Kinlochshiel Shinty Club
Kinlochshiel Shinty Club

A top flight shinty club is hoping that winning a community minibus will tackle their transport turmoil.

Members of Kinlochshiel Shinty Club have to travel up to 400 miles for some of their matches during the season.

As members of the Marine Harvest Premiership, the team has games several hours away at Oban and Tighnabruiach in Argyll.

For the past year the club, which is based at Kirkton, Balmacara, used a local bus but this season they are being forced to make their own way to the games by car.

The club is one of hundreds of organisations which have signed up to win the minibus in the Press and Journal’s competition.

The £37,000 bus competition has been sponsored by North Sea company Nexen Petroleum and will go to one lucky school group, team or club in the Press and Journal circulation area in September.

The shinty club was created in 1958 after a merger of teams from Kintail, Lochalsh and Glenshiel.

Kinlochshiel Shinty Club has a first string in the top league and reserves in the north division two.

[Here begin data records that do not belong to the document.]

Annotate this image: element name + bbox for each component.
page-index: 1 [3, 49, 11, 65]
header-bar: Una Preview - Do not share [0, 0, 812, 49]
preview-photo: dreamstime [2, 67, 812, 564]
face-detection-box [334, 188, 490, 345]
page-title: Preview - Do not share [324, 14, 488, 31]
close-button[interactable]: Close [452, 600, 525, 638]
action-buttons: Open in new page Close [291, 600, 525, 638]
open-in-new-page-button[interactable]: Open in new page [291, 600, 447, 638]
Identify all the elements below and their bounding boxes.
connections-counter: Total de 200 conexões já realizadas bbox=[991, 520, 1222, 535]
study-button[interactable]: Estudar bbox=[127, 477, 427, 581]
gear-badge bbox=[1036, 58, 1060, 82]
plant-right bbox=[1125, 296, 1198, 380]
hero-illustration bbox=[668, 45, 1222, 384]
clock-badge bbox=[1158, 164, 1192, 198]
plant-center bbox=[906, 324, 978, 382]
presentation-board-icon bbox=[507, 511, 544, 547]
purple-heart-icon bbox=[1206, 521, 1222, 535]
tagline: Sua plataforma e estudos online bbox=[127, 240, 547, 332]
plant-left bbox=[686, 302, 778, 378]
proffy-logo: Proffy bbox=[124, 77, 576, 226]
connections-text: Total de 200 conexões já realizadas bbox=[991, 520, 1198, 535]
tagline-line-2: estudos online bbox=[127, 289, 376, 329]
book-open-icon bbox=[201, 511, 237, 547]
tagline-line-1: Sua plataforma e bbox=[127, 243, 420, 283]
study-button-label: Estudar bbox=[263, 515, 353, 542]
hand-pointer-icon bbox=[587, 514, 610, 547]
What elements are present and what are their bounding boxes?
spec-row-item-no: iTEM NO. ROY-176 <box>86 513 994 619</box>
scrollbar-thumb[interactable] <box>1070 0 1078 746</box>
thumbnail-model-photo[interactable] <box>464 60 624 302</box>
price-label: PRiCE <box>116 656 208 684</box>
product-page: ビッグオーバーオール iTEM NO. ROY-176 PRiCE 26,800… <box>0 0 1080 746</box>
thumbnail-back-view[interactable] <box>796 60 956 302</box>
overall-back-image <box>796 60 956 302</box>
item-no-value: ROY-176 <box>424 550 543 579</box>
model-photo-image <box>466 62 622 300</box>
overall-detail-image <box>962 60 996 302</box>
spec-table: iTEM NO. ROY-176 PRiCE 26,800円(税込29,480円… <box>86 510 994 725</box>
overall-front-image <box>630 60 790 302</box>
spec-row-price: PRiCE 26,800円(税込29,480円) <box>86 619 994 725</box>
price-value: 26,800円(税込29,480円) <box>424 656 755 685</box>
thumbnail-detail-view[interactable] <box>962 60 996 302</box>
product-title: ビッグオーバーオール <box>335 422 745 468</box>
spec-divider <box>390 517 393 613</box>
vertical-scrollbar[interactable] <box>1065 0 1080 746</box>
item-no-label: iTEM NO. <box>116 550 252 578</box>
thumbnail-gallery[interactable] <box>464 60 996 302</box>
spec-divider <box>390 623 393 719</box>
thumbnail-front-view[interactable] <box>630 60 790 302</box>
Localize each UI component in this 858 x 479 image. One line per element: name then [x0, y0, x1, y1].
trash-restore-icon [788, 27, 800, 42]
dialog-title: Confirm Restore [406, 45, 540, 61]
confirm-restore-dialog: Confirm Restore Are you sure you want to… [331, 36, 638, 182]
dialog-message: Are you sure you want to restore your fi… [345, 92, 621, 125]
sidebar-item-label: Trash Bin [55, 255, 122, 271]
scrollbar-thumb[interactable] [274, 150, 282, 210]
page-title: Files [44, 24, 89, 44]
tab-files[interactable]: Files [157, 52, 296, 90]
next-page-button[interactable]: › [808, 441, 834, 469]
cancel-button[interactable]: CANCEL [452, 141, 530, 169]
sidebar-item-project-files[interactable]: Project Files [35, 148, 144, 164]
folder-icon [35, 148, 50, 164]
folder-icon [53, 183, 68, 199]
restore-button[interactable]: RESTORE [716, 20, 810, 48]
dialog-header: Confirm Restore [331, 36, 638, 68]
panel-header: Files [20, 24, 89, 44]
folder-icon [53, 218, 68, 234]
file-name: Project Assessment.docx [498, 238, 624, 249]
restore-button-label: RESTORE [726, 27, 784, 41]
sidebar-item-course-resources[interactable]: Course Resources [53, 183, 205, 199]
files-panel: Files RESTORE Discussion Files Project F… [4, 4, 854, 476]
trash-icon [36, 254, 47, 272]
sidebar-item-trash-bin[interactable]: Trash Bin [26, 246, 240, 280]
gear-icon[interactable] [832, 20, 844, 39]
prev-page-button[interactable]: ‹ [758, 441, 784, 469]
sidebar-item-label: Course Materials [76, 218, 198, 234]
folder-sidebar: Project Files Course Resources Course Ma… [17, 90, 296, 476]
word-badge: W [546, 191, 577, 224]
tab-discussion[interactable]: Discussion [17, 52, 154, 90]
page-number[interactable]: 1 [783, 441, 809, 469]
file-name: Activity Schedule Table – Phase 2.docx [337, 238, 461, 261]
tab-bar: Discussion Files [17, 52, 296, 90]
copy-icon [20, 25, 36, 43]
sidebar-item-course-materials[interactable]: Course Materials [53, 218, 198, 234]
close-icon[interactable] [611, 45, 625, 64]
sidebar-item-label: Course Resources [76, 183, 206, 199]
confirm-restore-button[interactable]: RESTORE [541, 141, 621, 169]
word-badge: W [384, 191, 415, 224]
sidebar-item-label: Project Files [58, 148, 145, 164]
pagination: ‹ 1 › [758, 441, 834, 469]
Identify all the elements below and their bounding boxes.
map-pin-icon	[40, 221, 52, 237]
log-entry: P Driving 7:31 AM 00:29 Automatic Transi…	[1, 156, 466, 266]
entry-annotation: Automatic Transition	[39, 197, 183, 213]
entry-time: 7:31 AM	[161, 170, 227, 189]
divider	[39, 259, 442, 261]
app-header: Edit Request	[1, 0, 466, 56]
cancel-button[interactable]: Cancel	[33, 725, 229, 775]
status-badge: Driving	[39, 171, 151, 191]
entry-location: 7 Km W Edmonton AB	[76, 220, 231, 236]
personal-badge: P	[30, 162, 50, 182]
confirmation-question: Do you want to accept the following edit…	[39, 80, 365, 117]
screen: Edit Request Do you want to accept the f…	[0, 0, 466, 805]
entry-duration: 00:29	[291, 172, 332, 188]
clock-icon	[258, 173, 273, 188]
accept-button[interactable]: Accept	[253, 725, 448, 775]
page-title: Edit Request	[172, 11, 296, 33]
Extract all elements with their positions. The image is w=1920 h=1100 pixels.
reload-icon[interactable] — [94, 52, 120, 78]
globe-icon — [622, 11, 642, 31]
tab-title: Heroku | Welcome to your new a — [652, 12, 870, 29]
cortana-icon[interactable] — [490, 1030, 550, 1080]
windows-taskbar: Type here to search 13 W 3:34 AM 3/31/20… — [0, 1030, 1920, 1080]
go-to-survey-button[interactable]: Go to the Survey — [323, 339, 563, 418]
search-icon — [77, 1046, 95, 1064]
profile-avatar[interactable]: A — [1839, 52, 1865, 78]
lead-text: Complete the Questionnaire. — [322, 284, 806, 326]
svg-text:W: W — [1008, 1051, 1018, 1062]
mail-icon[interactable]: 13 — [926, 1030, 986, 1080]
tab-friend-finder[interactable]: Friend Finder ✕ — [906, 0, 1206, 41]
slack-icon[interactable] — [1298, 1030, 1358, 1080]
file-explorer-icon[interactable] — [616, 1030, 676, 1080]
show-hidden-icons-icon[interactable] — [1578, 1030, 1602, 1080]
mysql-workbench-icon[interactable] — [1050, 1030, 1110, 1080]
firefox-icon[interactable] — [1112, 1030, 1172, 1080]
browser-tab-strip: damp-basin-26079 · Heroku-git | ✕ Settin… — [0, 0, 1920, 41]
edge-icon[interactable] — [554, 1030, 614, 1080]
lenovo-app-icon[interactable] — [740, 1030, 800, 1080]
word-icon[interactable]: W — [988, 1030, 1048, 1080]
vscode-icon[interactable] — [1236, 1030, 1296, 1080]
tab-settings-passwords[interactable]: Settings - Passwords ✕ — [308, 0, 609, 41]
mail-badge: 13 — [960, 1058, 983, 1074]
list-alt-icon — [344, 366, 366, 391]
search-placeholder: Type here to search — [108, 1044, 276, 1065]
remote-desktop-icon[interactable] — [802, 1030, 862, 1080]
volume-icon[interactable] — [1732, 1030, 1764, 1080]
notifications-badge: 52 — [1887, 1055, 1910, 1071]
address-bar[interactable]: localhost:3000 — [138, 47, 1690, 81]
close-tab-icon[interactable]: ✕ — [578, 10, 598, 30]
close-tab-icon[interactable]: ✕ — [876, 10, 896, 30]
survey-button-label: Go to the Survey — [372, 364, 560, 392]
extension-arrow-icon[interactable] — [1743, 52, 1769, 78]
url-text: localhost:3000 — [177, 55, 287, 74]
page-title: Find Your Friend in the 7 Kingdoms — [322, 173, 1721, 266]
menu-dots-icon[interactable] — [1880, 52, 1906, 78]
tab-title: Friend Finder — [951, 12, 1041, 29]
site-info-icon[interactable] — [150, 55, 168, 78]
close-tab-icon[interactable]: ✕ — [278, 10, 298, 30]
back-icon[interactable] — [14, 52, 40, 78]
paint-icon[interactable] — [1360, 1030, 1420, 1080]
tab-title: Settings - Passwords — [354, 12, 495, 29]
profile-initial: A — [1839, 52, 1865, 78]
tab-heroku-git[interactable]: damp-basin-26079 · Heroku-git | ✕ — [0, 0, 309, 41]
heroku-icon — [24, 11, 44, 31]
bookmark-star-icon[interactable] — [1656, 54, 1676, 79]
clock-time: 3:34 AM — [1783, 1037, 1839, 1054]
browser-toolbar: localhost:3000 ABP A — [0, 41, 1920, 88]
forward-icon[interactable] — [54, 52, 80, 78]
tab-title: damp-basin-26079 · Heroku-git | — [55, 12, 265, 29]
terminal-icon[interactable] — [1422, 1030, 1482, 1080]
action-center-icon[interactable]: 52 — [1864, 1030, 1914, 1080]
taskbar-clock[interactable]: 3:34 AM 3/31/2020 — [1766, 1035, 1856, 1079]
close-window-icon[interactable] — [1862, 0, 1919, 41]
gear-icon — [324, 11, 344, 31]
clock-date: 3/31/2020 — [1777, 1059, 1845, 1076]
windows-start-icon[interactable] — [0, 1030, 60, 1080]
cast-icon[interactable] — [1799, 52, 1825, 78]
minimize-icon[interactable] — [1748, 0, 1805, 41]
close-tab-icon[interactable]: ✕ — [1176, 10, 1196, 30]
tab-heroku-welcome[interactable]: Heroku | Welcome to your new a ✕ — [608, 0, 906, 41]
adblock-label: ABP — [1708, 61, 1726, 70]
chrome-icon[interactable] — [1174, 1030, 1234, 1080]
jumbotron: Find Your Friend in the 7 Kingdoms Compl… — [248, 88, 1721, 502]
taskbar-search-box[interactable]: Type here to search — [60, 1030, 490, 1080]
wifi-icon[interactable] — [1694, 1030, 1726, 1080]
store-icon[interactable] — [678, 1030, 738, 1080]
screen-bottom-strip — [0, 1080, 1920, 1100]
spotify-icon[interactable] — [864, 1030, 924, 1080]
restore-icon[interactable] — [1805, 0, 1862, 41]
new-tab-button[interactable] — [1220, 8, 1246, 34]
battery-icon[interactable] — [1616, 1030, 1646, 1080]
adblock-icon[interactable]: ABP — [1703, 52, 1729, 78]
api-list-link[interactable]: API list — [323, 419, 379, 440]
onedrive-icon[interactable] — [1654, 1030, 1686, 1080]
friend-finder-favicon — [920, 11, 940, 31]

There is also an under-17 and an under-14 team, who also must be taken to and from matches across the region.

Club fundraiser Katherine Loades said having a minibus of their own would be “sheer joy” for the team and mean an end to their travel problems.

She said: “Having the ability to transport our youngsters would be the best gift the shinty club and all the other clubs in the community could ever receive as current arrangements vary from week to week and are not dependable in this remote area.”

Her husband, Keith, a former player, said Kinlochshiel is punching above its weight.

This year is its second in the premier league after winning promotion in 2013 – when they completed the season unbeaten.

The club has previously won the Balliemore Cup twice and the Sutherland Cup.

Several players have also played for the national team in the past.

If they win, the club also plans to share the bus with other groups in the remote community.

Clubs which could benefit include Lochalsh Junior Pipe Band and Alison Stoddart’s School of Highland Dancing, as well as the local Scouts, Girl Guides and Brownies.

Their future plans also include building a new shinty pitch, at a cost of £370,000.

Mr Loades said that it would be one of the best in the country when it is completed.

The community is now fundraising to build new changing rooms.